Slag bij Ter Heijde

Uit Wikipedia, de vrije encyclopedie
Slag bij Ter Heijde
Onderdeel van de Eerste Engels-Nederlandse Oorlog
De Slag bij Ter Heijde door Jan Abrahamsz. van Beerstraten
Datum 10 augustus 1653
Locatie Scheveningen, Nederland
Resultaat Engelse tactische overwinning
Nederlandse strategische overwinning
Strijdende partijen
Engelse Gemenebest Republiek der Zeven Verenigde Nederlanden
Leiders en commandanten
George Monck Maarten Harpertszoon Tromp
Troepensterkte
120 schepen 100 schepen onder Tromp
27 schepen onder de With
Verliezen
1 schip 10 schepen
Portaal  Portaalicoon   Marine
Eerste Engelse Oorlog

Dover · Plymouth · De Hoofden · De Singels · Driedaagse Zeeslag · Livorno · Nieuwpoort · Ter Heijde

Van 8 augustus tot en met 10 augustus 1653 vond tijdens de Eerste Engels-Nederlandse Oorlog voor de kust van Zuid-Holland een zeeslag plaats tussen de Engelse vloot en de vloot van de Republiek der Zeven Verenigde Nederlanden.
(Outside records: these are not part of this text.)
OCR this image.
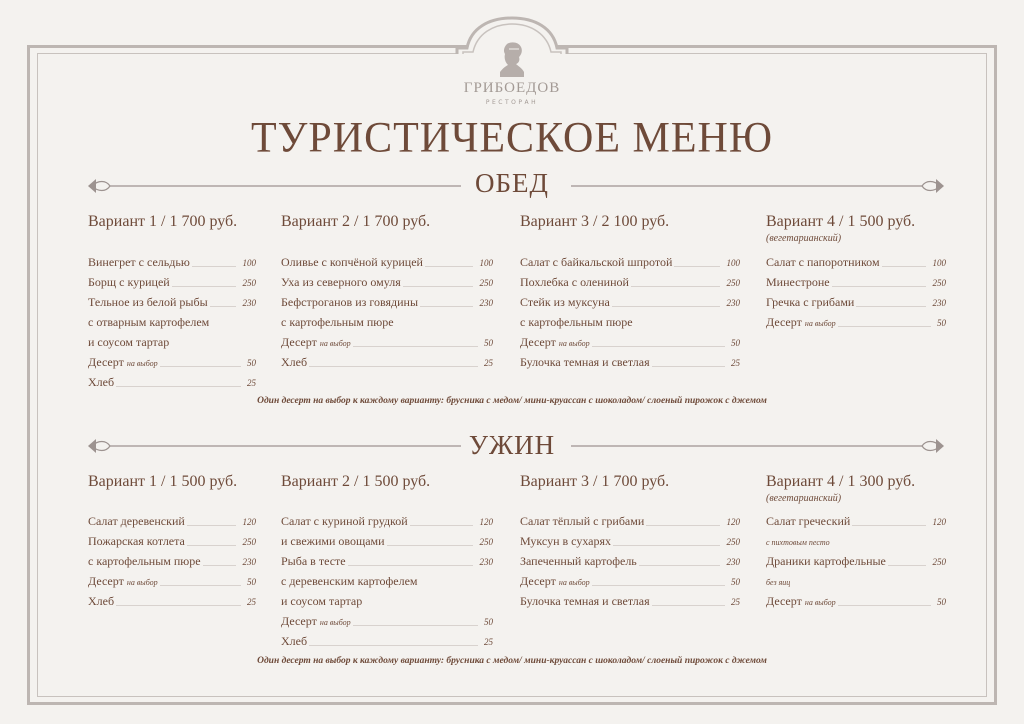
ГРИБОЕДОВ
РЕСТОРАН
ТУРИСТИЧЕСКОЕ МЕНЮ
ОБЕД
Вариант 1 / 1 700 руб.
Винегрет с сельдью	100
Борщ с курицей	250
Тельное из белой рыбы	230
с отварным картофелем
и соусом тартар
Десерт на выбор	50
Хлеб	25
Вариант 2 / 1 700 руб.
Оливье с копчёной курицей	100
Уха из северного омуля	250
Бефстроганов из говядины	230
с картофельным пюре
Десерт на выбор	50
Хлеб	25
Вариант 3 / 2 100 руб.
Салат с байкальской шпротой	100
Похлебка с олениной	250
Стейк из муксуна	230
с картофельным пюре
Десерт на выбор	50
Булочка темная и светлая	25
Вариант 4 / 1 500 руб.
(вегетарианский)
Салат с папоротником	100
Минестроне	250
Гречка с грибами	230
Десерт на выбор	50
Один десерт на выбор к каждому варианту: брусника с медом/ мини-круассан с шоколадом/ слоеный пирожок с джемом
УЖИН
Вариант 1 / 1 500 руб.
Салат деревенский	120
Пожарская котлета	250
с картофельным пюре	230
Десерт на выбор	50
Хлеб	25
Вариант 2 / 1 500 руб.
Салат с куриной грудкой	120
и свежими овощами	250
Рыба в тесте	230
с деревенским картофелем
и соусом тартар
Десерт на выбор	50
Хлеб	25
Вариант 3 / 1 700 руб.
Салат тёплый с грибами	120
Муксун в сухарях	250
Запеченный картофель	230
Десерт на выбор	50
Булочка темная и светлая	25
Вариант 4 / 1 300 руб.
(вегетарианский)
Салат греческий	120
с пихтовым песто
Драники картофельные	250
без яиц
Десерт на выбор	50
Один десерт на выбор к каждому варианту: брусника с медом/ мини-круассан с шоколадом/ слоеный пирожок с джемом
Deze staat bekend als de Slag bij Ter Heijde of in het Engels: Battle of Schevelingen alsook Battle of Texel genoemd.[1]

Achtergrond[bewerken | brontekst bewerken]
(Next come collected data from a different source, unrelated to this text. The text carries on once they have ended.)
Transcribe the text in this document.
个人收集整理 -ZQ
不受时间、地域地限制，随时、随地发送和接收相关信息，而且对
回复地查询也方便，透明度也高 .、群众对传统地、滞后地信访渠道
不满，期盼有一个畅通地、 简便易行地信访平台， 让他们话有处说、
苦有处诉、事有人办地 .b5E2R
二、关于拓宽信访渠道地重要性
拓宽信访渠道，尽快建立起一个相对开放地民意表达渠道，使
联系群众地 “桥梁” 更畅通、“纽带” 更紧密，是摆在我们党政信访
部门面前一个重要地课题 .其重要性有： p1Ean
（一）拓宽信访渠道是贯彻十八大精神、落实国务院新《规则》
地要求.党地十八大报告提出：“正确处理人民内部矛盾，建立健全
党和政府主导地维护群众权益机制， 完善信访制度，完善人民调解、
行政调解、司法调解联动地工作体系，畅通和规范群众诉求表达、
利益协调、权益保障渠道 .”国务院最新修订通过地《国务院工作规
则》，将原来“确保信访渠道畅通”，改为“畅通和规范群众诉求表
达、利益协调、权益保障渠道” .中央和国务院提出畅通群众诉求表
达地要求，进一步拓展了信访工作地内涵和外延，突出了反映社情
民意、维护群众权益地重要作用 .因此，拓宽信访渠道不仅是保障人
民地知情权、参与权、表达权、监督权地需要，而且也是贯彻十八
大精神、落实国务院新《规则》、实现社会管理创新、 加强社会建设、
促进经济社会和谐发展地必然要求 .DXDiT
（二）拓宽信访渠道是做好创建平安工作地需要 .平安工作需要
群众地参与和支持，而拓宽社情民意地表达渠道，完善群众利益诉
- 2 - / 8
In deze strijd leden de Nederlanders een groot verlies: luitenant-admiraal Maarten Tromp werd in de borst geraakt door een musketkogel van een vijandelijke scherpschutter en stierf. De strijd ging echter gewoon door en de admiraalsvlag bleef op aanraden van Michiel de Ruyter, en door toedoen van Egbert Bartolomeusz Kortenaer – Tromps vlagkapitein – waaien op Tromps vlaggenschip de Brederode, zodat de dood van Tromp niet bekend werd bij de rest van de vloot om het moreel hoog te houden.

Na twee ernstige nederlagen, de Driedaagse Zeeslag en de Zeeslag bij Nieuwpoort, werden de havens van de Republiek vanaf juni 1653 geblokkeerd door een Engelse vloot van omstreeks 120 schepen onder generaal-ter-zee George Monck. Om te voorkomen dat de economie volledig zou ineenstorten, mobiliseerden de Nederlanders ieder beschikbaar schip om die blokkade te breken. Begin augustus lukte het Tromp om met ongeveer zeventig schepen de Maas uit te varen; dit lokte de Britten naar het zuiden, zodat ook het eskader van Witte de With bij Texel kon uitbreken. Beide Nederlandse vloten wisten zich te verenigen voor het tot een slag kwam. De Nederlanders hadden toen vijf eskaders; die drie andere stonden onder bevel van viceadmiraal Johan Evertsen, waarnemend viceadmiraal Pieter Florisse en commandeur Michiel de Ruyter.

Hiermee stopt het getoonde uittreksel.